A CEO brings in an outside investor whose ideas about running a business clash with his.
Thomas Droege founded his $650,000 custom-software-development firm, Droege Computing Services, 10 years ago in Durham, N.C. "We had no need for outside capital until we were about 4 years old," he recalls. "That's when we decided to expand."
"An investor new to town liked our company's prospects so much," says Droege, "that he offered us a $100,000 line of credit without requiring an equity stake in return." Droege found the offer so tempting, he couldn't bring himself to subject it to a thorough examination. "I didn't do as much checking as I should have before I worked out an arrangement with an outside investor."
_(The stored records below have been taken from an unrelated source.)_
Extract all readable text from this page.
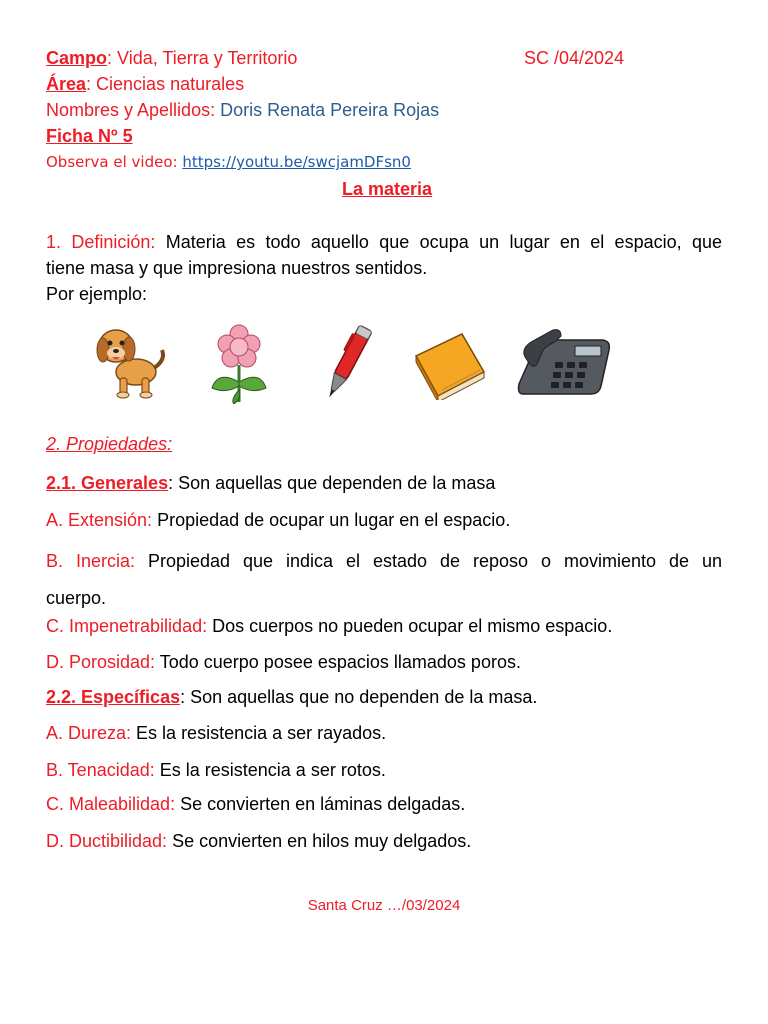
Campo: Vida, Tierra y Territorio	SC /04/2024
Área: Ciencias naturales
Nombres y Apellidos: Doris Renata Pereira Rojas
Ficha Nº 5
Observa el video: https://youtu.be/swcjamDFsn0
La materia
1. Definición: Materia es todo aquello que ocupa un lugar en el espacio, que
tiene masa y que impresiona nuestros sentidos.
Por ejemplo:
2. Propiedades:
2.1. Generales: Son aquellas que dependen de la masa
A. Extensión: Propiedad de ocupar un lugar en el espacio.
B. Inercia: Propiedad que indica el estado de reposo o movimiento de un
cuerpo.
C. Impenetrabilidad: Dos cuerpos no pueden ocupar el mismo espacio.
D. Porosidad: Todo cuerpo posee espacios llamados poros.
2.2. Específicas: Son aquellas que no dependen de la masa.
A. Dureza: Es la resistencia a ser rayados.
B. Tenacidad: Es la resistencia a ser rotos.
C. Maleabilidad: Se convierten en láminas delgadas.
D. Ductibilidad: Se convierten en hilos muy delgados.
Santa Cruz …/03/2024
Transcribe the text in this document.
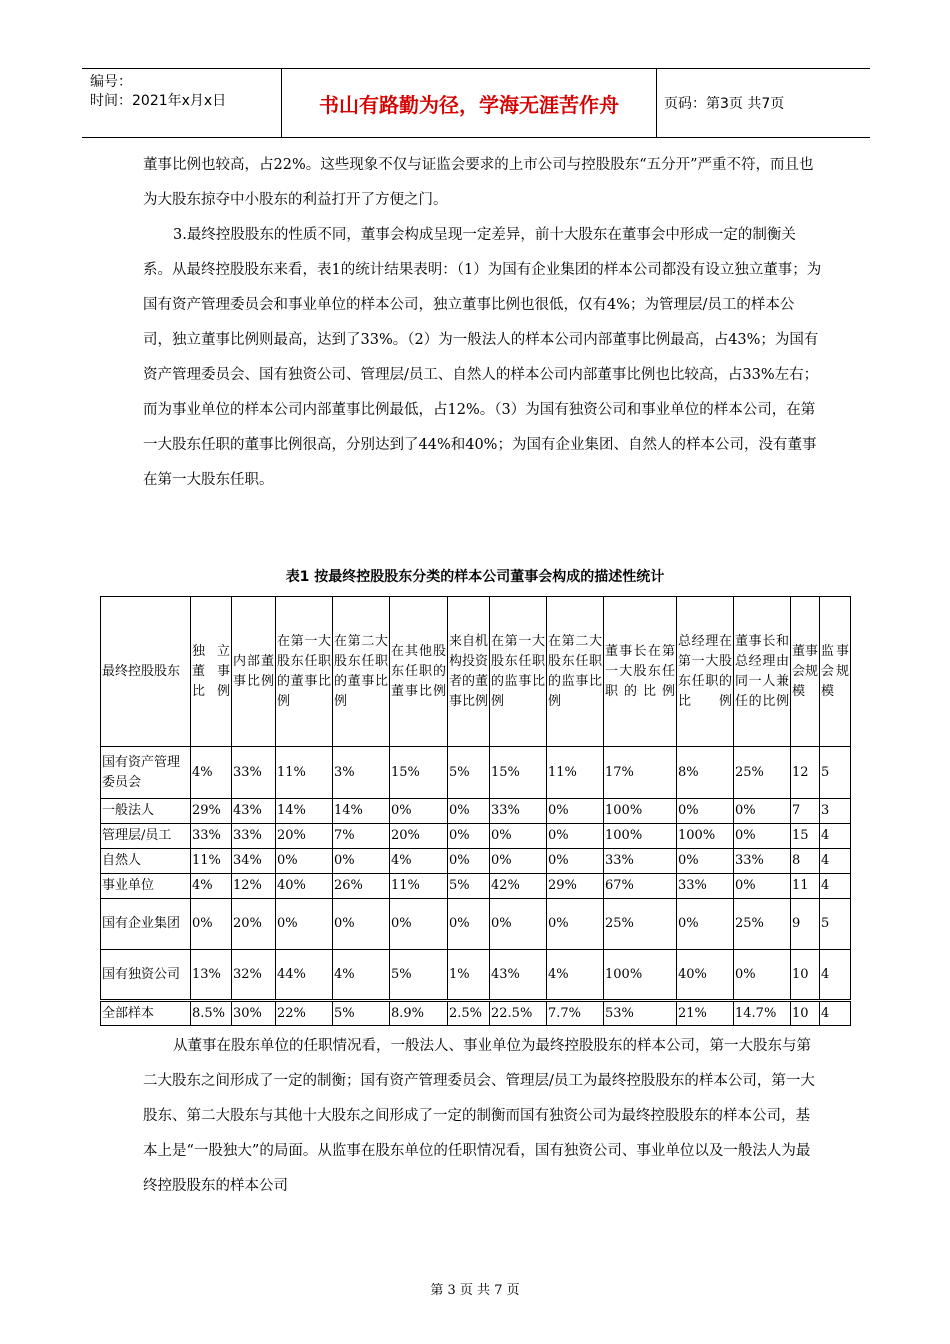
编号：
时间：2021年x月x日	书山有路勤为径，学海无涯苦作舟	页码：第3页 共7页

董事比例也较高，占22%。这些现象不仅与证监会要求的上市公司与控股股东“五分开”严重不符，而且也为大股东掠夺中小股东的利益打开了方便之门。

3.最终控股股东的性质不同，董事会构成呈现一定差异，前十大股东在董事会中形成一定的制衡关系。从最终控股股东来看，表1的统计结果表明：（1）为国有企业集团的样本公司都没有设立独立董事；为国有资产管理委员会和事业单位的样本公司，独立董事比例也很低，仅有4%；为管理层/员工的样本公司，独立董事比例则最高，达到了33%。（2）为一般法人的样本公司内部董事比例最高，占43%；为国有资产管理委员会、国有独资公司、管理层/员工、自然人的样本公司内部董事比例也比较高，占33%左右；而为事业单位的样本公司内部董事比例最低，占12%。（3）为国有独资公司和事业单位的样本公司，在第一大股东任职的董事比例很高，分别达到了44%和40%；为国有企业集团、自然人的样本公司，没有董事在第一大股东任职。

表1 按最终控股股东分类的样本公司董事会构成的描述性统计
最终控股股东	独立董事比例	内部董事比例	在第一大股东任职的董事比例	在第二大股东任职的董事比例	在其他股东任职的董事比例	来自机构投资者的董事比例	在第一大股东任职的监事比例	在第二大股东任职的监事比例	董事长在第一大股东任职的比例	总经理在第一大股东任职的比例	董事长和总经理由同一人兼任的比例	董事会规模	监事会规模
国有资产管理委员会	4%	33%	11%	3%	15%	5%	15%	11%	17%	8%	25%	12	5
一般法人	29%	43%	14%	14%	0%	0%	33%	0%	100%	0%	0%	7	3
管理层/员工	33%	33%	20%	7%	20%	0%	0%	0%	100%	100%	0%	15	4
自然人	11%	34%	0%	0%	4%	0%	0%	0%	33%	0%	33%	8	4
事业单位	4%	12%	40%	26%	11%	5%	42%	29%	67%	33%	0%	11	4
国有企业集团	0%	20%	0%	0%	0%	0%	0%	0%	25%	0%	25%	9	5
国有独资公司	13%	32%	44%	4%	5%	1%	43%	4%	100%	40%	0%	10	4
全部样本	8.5%	30%	22%	5%	8.9%	2.5%	22.5%	7.7%	53%	21%	14.7%	10	4

从董事在股东单位的任职情况看，一般法人、事业单位为最终控股股东的样本公司，第一大股东与第二大股东之间形成了一定的制衡；国有资产管理委员会、管理层/员工为最终控股股东的样本公司，第一大股东、第二大股东与其他十大股东之间形成了一定的制衡而国有独资公司为最终控股股东的样本公司，基本上是“一股独大”的局面。从监事在股东单位的任职情况看，国有独资公司、事业单位以及一般法人为最终控股股东的样本公司

第 3 页 共 7 页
Droege's investor put money into about half a dozen other local computer companies, and that's when Droege discovered the troublesome aspects of the deal. "Our investor turned out to have a very nasty temper. He would yell and demand that people be fired, and do business in all kinds of ways I don't believe in. I watched him drive a couple of companies into the ground." Desperate to end a relationship that he believed would taint his company's reputation, Droege managed to obtain a bank credit line, secured by his house, to pay off the loan.
"That experience completely changed the way I do business," says Droege. "We've gone back to using cash flow to finance our expansion efforts, and it's proved very successful. During 1993 and 1994 the company was debt-free, and we still managed to build revenues by 20% each year."